本番に向けて練習に励む出演者

 【大田原】オペラ「那須與一(なすのよいち)」が22日、那須野が原ハーモニーホールで上演される。同ホール開館25周年特別企画。戦の世を生きた弓の名手・那須与一の名場面を描いた作品が、「与一ゆかりの地」で約20年ぶりに復活する。本県出身者を中心としたオペラ歌手7人のほか、藤原歌劇団や県内のプロ歌手などによる同オペラ合唱団、那須フィルハーモニー管弦楽団など、約60人が地域を挙げて舞台を盛り上げる。

 「那須與一」は上三川高初代校長の成島行雄(なるしまゆきお)さんが、3幕5景の構成で脚本を担当。初演は1992年の県民オペラ創立10周年記念として行われ、98年までに県内外で計6回上演された。

 源氏方の武将である与一が、恩人平知盛(たいらのとももり)を敵の平家方だったことから死に追いやってしまい、最後は命を落とした武士たちを弔うために出家してしまうという物語。屋島の戦いで、与一が船上の扇の的を射落とす名場面も描かれている。

 8日はオペラ歌手と合唱団、オーケストラが合同練習を行った。場面ごとの情景を確認しながら、歌手の伸びやかな歌声に合唱や楽器の音色を重ね、臨場感あふれる舞台に仕上げるため調整を重ねていた。

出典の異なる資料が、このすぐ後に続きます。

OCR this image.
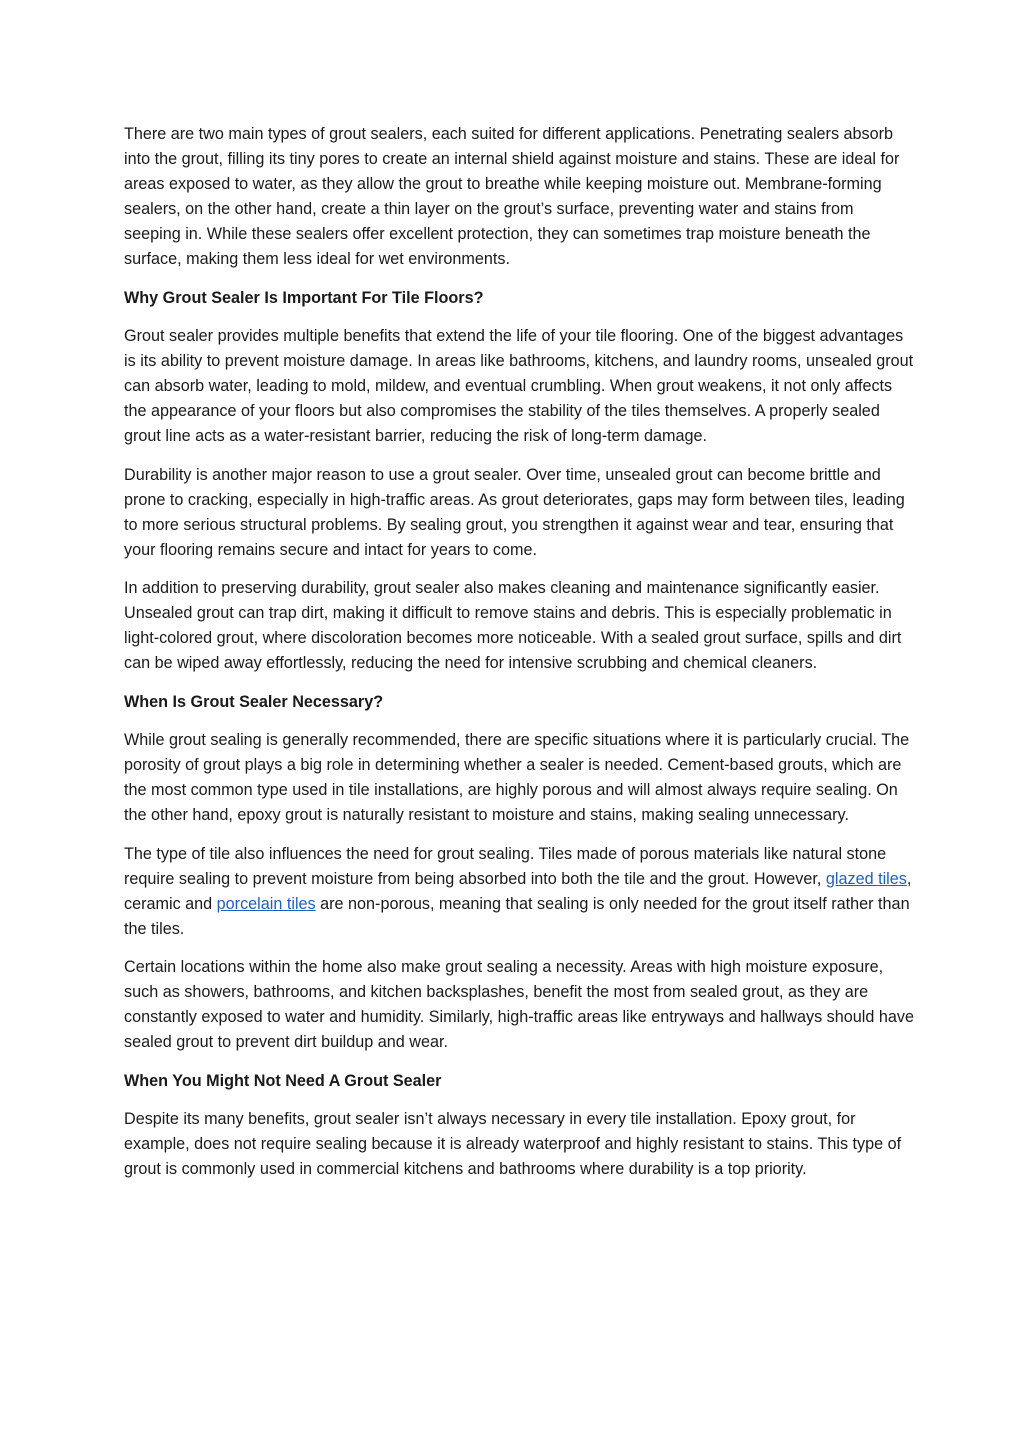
There are two main types of grout sealers, each suited for different applications. Penetrating sealers absorb into the grout, filling its tiny pores to create an internal shield against moisture and stains. These are ideal for areas exposed to water, as they allow the grout to breathe while keeping moisture out. Membrane-forming sealers, on the other hand, create a thin layer on the grout’s surface, preventing water and stains from seeping in. While these sealers offer excellent protection, they can sometimes trap moisture beneath the surface, making them less ideal for wet environments.

Why Grout Sealer Is Important For Tile Floors?

Grout sealer provides multiple benefits that extend the life of your tile flooring. One of the biggest advantages is its ability to prevent moisture damage. In areas like bathrooms, kitchens, and laundry rooms, unsealed grout can absorb water, leading to mold, mildew, and eventual crumbling. When grout weakens, it not only affects the appearance of your floors but also compromises the stability of the tiles themselves. A properly sealed grout line acts as a water-resistant barrier, reducing the risk of long-term damage.

Durability is another major reason to use a grout sealer. Over time, unsealed grout can become brittle and prone to cracking, especially in high-traffic areas. As grout deteriorates, gaps may form between tiles, leading to more serious structural problems. By sealing grout, you strengthen it against wear and tear, ensuring that your flooring remains secure and intact for years to come.

In addition to preserving durability, grout sealer also makes cleaning and maintenance significantly easier. Unsealed grout can trap dirt, making it difficult to remove stains and debris. This is especially problematic in light-colored grout, where discoloration becomes more noticeable. With a sealed grout surface, spills and dirt can be wiped away effortlessly, reducing the need for intensive scrubbing and chemical cleaners.

When Is Grout Sealer Necessary?

While grout sealing is generally recommended, there are specific situations where it is particularly crucial. The porosity of grout plays a big role in determining whether a sealer is needed. Cement-based grouts, which are the most common type used in tile installations, are highly porous and will almost always require sealing. On the other hand, epoxy grout is naturally resistant to moisture and stains, making sealing unnecessary.

The type of tile also influences the need for grout sealing. Tiles made of porous materials like natural stone require sealing to prevent moisture from being absorbed into both the tile and the grout. However, glazed tiles, ceramic and porcelain tiles are non-porous, meaning that sealing is only needed for the grout itself rather than the tiles.

Certain locations within the home also make grout sealing a necessity. Areas with high moisture exposure, such as showers, bathrooms, and kitchen backsplashes, benefit the most from sealed grout, as they are constantly exposed to water and humidity. Similarly, high-traffic areas like entryways and hallways should have sealed grout to prevent dirt buildup and wear.

When You Might Not Need A Grout Sealer

Despite its many benefits, grout sealer isn’t always necessary in every tile installation. Epoxy grout, for example, does not require sealing because it is already waterproof and highly resistant to stains. This type of grout is commonly used in commercial kitchens and bathrooms where durability is a top priority.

 与一役を務めるテノール歌手の高田正人(たかだまさと)さん(45)=宇都宮市出身=は「武士としての勇ましさと、世に無常を感じて出家するような繊細さを併せ持つ与一の人間性や、場面ごとの心の揺らぎを表現したい。全ての場面が見所になると思うので、ぜひ足を運んでほしい」と話した。

 午後1時半開演。4時半終演予定。チケットは一般S席3千円、A席2千円。小中高校生は半額。(問)同ホール0287・24・0880。